FlyBase currently supports linkouts from Gene and Insertion Reports to external databases. Databases suitable for this kind of linking to FlyBase are those with mature data structures whose data are expressed in terms of FlyBase genetic objects that carry stable identifiers or as sequences that can be mapped to the reference sequence of a Drosophila species. FlyBase currently accepts linkout data in a simple spreadsheet table (tab-delimited, 4 columns), plus a summary record for the external database with link information and name. We are happy to consider additional linkout databases, and will support linkouts for more data classes in the future. Please contact us if you would like to contribute links to your database. Information for linkout providers is available here.

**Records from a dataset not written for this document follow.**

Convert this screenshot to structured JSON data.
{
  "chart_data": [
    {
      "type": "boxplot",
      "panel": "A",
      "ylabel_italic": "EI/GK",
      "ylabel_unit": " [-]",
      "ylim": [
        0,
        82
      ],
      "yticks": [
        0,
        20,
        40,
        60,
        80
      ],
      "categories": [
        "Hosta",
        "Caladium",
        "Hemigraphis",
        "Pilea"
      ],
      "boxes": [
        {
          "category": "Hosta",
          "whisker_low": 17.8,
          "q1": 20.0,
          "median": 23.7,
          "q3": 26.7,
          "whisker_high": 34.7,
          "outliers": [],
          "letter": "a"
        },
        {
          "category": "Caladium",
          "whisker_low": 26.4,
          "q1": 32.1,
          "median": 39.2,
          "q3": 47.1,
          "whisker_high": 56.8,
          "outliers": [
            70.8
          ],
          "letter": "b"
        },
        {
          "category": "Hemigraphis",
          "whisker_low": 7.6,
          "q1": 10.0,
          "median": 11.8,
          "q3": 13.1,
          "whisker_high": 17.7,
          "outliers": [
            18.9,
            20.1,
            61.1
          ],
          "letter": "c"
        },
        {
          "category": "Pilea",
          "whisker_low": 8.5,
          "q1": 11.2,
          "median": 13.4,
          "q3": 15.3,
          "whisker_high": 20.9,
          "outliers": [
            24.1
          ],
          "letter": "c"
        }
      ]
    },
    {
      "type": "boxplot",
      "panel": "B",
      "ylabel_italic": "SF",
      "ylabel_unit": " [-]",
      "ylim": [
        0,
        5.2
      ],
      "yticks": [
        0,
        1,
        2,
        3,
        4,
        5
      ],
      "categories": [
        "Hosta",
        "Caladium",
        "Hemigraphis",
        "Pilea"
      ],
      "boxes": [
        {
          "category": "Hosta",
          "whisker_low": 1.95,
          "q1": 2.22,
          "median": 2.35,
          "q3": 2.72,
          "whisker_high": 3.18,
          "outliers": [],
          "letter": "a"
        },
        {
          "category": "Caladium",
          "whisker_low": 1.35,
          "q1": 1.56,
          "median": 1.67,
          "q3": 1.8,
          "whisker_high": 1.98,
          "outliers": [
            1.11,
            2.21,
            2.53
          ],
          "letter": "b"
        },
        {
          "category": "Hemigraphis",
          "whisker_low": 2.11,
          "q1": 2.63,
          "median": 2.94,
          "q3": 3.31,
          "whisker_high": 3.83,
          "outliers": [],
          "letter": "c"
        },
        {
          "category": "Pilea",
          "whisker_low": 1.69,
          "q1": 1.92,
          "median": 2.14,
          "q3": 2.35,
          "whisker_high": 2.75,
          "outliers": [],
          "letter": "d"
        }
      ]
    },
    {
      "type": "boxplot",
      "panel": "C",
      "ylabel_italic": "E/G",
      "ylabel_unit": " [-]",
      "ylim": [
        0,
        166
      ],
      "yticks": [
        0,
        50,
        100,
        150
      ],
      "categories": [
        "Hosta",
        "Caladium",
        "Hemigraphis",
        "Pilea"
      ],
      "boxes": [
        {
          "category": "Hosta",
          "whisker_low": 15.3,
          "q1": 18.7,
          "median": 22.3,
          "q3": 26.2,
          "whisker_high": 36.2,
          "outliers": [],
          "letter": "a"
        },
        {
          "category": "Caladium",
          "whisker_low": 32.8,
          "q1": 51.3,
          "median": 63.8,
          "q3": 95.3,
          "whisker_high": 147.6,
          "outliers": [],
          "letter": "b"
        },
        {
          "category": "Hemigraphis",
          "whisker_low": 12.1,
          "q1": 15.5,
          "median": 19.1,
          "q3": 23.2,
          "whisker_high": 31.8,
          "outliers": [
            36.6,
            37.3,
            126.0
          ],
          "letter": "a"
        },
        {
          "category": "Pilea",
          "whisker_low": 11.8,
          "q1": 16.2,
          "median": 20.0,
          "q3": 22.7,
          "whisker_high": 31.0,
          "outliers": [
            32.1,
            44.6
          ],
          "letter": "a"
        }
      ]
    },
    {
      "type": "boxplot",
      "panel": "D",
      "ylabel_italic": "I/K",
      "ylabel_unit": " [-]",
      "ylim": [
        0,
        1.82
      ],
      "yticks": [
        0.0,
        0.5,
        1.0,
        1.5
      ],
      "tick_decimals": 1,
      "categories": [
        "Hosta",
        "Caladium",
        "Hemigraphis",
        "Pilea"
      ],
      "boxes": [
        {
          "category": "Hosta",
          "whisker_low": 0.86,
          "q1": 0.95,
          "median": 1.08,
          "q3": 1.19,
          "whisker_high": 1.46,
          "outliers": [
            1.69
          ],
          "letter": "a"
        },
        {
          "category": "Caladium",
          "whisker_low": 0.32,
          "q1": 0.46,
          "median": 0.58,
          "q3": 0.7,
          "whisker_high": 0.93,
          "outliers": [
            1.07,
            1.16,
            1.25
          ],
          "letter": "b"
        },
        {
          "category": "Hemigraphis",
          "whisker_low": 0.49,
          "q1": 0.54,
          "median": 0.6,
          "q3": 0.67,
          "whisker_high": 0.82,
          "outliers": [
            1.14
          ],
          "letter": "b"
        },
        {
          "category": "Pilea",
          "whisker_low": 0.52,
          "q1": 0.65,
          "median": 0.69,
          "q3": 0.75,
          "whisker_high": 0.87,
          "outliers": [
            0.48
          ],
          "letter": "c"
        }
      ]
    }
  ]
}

The databases that currently provide linkouts from FlyBase are:

  • BDGP in situ Gene Expression Database - Patterns of gene expression in Drosophila embryogenesis
  • BioGRID - General Repository for Interaction Datasets
  • DEDB - Drosophila Exon Database
  • Drosophila PIMRider - The Drosophila Protein Interaction map
  • DRSC - Drosophila RNAi Screening Center
  • FLIGHT - Integrating Genomic and High-Throughput data
  • FlyAtlas - the Drosophila adult expression atlas
  • FlyExpress - A database and image-matching search engine for Drosophila embryonic gene expression
  • FlyMine - An integrated database for Drosophila and Anopheles genomics
  • FlyView - A Drosophila Image Database
  • GenomeRNAi, Heidelberg - a database of phenotypes from systematic RNA interference (RNAi) screens in cultured Drosophila cells
  • InParanoid - Eukaryotic Ortholog Groups
  • Interactive Fly - A cyberspace guide to Drosophila development and metazoan evolution
  • GEO - NCBI's Gene Expression Omnibus
  • PANTHER - Protein Classification System
  • REDfly - Regulatory Element Database for Drosophila

FlyBase-curated links and linkouts are displayed on the Report Pages in the most appropriate section of the Report. Linkouts are indicated by a LinkOut label in parentheses after the field label. In addition, on the Gene Report, all FlyBase-curated links and linkouts are also grouped together in a single EXTERNAL CROSSREFERENCES & LINKOUTS section.